Ford tries to catch up to Uber and Google in the driverless car game

The traditional car manufacturer is working to develop in-car connectivity, ride-sharing and autonomous technologies

A self-driving Ford Fusion hybrid car is test-driven in Pittsburgh.

Not every self-driving car company is a hi-tech unicorn eager to disrupt the status quo. The latest firm to invite journalists to experience its autonomous technology is the epitome of traditional car manufacturing: Ford.

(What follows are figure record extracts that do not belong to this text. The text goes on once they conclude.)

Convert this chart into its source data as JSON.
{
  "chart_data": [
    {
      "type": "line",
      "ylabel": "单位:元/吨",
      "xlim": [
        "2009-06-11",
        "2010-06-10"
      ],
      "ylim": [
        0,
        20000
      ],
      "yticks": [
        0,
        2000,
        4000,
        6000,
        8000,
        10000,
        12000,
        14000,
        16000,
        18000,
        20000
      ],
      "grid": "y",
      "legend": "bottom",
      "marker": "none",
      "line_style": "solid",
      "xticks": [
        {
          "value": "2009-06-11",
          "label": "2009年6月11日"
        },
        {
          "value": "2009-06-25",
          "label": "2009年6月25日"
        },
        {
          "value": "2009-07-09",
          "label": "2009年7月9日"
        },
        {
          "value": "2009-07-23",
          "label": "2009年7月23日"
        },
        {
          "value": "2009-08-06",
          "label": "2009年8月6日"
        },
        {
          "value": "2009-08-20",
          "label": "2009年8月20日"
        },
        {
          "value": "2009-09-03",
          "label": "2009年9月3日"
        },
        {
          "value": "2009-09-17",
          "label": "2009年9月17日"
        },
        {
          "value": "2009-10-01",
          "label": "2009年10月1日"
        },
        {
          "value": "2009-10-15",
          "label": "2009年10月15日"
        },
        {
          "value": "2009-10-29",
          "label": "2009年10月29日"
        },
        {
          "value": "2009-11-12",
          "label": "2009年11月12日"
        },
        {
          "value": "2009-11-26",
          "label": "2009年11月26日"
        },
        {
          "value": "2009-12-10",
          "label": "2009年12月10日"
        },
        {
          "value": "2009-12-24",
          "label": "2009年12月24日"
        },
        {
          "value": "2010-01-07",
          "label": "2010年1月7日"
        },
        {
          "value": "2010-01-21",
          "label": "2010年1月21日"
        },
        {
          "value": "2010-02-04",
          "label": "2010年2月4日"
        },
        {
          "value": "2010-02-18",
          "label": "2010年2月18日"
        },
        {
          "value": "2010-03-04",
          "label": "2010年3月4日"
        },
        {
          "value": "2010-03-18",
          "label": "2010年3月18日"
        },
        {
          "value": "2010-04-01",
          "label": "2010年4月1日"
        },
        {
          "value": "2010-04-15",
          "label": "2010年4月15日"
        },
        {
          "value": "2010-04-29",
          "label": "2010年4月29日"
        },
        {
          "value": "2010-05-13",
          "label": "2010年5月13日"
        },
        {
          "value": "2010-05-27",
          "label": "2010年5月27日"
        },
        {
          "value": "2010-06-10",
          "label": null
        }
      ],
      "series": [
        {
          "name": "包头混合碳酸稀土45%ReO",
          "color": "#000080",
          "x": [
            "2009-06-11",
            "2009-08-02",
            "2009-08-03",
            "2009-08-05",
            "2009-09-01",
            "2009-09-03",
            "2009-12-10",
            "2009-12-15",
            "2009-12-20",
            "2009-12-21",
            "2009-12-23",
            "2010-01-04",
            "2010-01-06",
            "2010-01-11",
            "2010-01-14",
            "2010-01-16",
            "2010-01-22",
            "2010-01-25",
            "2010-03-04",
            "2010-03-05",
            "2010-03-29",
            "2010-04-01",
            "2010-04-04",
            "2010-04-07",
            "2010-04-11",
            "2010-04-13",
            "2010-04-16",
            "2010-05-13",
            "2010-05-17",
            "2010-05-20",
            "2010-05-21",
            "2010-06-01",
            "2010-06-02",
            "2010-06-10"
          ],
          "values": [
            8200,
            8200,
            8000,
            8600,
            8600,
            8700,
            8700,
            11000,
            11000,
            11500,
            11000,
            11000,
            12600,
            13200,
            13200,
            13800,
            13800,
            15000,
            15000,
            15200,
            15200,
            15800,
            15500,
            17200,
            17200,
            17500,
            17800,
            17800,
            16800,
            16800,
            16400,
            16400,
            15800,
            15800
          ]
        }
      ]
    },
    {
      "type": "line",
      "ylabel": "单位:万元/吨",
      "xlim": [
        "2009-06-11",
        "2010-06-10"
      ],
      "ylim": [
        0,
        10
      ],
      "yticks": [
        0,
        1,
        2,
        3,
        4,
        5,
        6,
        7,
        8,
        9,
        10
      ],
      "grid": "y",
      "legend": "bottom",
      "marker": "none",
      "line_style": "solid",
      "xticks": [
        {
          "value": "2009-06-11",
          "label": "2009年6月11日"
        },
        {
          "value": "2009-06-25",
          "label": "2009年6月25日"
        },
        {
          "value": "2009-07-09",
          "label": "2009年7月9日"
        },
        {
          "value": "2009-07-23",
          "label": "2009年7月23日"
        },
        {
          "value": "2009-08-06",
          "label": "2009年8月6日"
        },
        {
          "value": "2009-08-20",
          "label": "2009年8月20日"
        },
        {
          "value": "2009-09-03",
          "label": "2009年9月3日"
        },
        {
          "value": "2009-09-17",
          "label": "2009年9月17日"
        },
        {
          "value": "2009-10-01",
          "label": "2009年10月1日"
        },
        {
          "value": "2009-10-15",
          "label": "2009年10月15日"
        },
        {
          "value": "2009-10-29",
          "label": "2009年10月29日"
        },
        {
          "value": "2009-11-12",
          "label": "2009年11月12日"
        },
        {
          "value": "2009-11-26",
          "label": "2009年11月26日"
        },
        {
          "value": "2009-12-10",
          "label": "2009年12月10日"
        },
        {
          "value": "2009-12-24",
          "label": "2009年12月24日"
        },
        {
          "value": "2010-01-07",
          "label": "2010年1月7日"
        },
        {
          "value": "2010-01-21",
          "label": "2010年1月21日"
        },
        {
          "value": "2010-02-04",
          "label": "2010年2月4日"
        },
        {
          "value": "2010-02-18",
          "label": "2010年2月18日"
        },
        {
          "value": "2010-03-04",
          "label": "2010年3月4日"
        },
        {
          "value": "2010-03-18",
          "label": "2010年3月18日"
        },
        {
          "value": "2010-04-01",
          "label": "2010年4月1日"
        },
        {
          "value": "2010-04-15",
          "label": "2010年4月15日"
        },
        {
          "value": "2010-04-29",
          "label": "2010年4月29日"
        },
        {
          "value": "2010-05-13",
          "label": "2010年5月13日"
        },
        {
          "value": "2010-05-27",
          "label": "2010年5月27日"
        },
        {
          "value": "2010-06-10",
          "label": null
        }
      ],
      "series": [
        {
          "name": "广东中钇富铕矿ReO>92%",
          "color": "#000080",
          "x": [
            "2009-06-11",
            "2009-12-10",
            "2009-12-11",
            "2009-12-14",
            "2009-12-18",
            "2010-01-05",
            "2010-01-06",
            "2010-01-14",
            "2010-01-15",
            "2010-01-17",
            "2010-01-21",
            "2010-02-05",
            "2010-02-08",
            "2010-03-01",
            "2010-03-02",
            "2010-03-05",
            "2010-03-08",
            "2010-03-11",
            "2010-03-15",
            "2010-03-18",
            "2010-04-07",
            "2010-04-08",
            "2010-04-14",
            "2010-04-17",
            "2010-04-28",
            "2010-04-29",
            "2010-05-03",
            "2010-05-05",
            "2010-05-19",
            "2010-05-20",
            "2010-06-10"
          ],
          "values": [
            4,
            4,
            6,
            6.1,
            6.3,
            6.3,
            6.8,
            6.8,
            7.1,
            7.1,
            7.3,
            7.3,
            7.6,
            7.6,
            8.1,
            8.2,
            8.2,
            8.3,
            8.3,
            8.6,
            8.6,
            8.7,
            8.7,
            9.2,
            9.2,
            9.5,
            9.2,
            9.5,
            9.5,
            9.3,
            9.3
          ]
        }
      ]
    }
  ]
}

On its sprawling campus in Dearborn, Michigan, the century-old company is trying its hardest to look and act like a new startup. In March, Ford launched a subsidiary called Ford Smart Mobility (FSM) to develop in-car connectivity, ride-sharing and autonomous technologies. FSM is designed to compete like a startup, with the aim of translating Ford’s decade of work in autonomous systems into real products.

At its first public autonomous vehicle demos, young engineers and entrepreneurs were enthused about reinventing our traffic-clogged cities.

“We’re rethinking our entire business model,” said Mark Fields, Ford’s CEO. “It’s no longer about how many vehicles we can sell, it’s about what services we can provide. We understand that the world has changed from a mindset of owning vehicles to one of owning and sharing them.”